Unfortunately, the parent company that makes Widgets resents the success of our humble buywidgets.com web site, and has sent us a cease and desist letter, demanding that we turn over the domain, disable the site, burn the server, and degauss all backups of the site content (or something to that effect). While we prepare to fight the cease and desist, I want to have a backup plan in the event we can no longer use the domain name so that we can keep the rankings we have worked so hard to obtain.
Would simply redirecting the domain to a subdomain (ie buywidgets.mycompany.com) and holding out on turning over the domain name as long as possible while we convert our inbound links be effective?

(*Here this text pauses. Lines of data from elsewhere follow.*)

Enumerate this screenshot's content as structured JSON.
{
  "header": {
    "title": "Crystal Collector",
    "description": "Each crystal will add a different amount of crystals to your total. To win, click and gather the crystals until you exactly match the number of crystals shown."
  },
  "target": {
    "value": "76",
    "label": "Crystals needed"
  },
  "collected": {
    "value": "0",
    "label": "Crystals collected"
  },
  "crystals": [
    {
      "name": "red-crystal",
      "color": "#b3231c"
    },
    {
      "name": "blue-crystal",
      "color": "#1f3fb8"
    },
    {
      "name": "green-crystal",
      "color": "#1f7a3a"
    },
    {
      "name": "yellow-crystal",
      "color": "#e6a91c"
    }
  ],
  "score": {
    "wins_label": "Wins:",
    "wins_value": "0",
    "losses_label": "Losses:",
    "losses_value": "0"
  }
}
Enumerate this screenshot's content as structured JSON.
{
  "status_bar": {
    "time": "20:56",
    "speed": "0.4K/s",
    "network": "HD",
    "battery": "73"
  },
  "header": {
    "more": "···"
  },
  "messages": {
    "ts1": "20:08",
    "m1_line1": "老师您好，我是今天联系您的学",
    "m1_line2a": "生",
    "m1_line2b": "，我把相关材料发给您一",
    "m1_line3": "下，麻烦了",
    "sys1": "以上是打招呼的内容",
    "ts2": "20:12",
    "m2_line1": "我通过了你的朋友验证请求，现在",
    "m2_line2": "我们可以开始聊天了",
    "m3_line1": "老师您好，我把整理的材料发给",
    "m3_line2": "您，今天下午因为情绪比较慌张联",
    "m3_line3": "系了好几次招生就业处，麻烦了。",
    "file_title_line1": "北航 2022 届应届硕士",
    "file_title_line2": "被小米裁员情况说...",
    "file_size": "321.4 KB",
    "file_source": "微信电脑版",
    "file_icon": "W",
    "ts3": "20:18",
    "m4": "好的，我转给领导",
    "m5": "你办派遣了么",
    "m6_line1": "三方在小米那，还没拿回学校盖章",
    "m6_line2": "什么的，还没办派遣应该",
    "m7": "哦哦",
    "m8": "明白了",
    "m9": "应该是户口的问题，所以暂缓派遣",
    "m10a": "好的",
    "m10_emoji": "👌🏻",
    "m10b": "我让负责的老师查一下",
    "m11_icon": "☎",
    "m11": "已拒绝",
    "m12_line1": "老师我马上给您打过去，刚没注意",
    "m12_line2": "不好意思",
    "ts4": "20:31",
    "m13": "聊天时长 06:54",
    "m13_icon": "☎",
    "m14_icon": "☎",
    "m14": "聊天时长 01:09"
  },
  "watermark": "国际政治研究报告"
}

Should I do this now, or wait until closer to when we will have to turn off the domain name if it comes to that? What additional steps can we take to keep the site ranking well during the transition? Finally, is there something we can do to prevent Widget's parent company from capitalizing on the existing domain, short of poisoining it before the turnover?
As Ron White once said (sort of), we don't know what arguments it could possibly take for them to prevail in court; however, we know the arguments they are going to use. There is little chance we would be successful in fighting the CAD if it goes to court, but we want to make every effort to maintain the results of the work we have already invested in the domain before it is lost.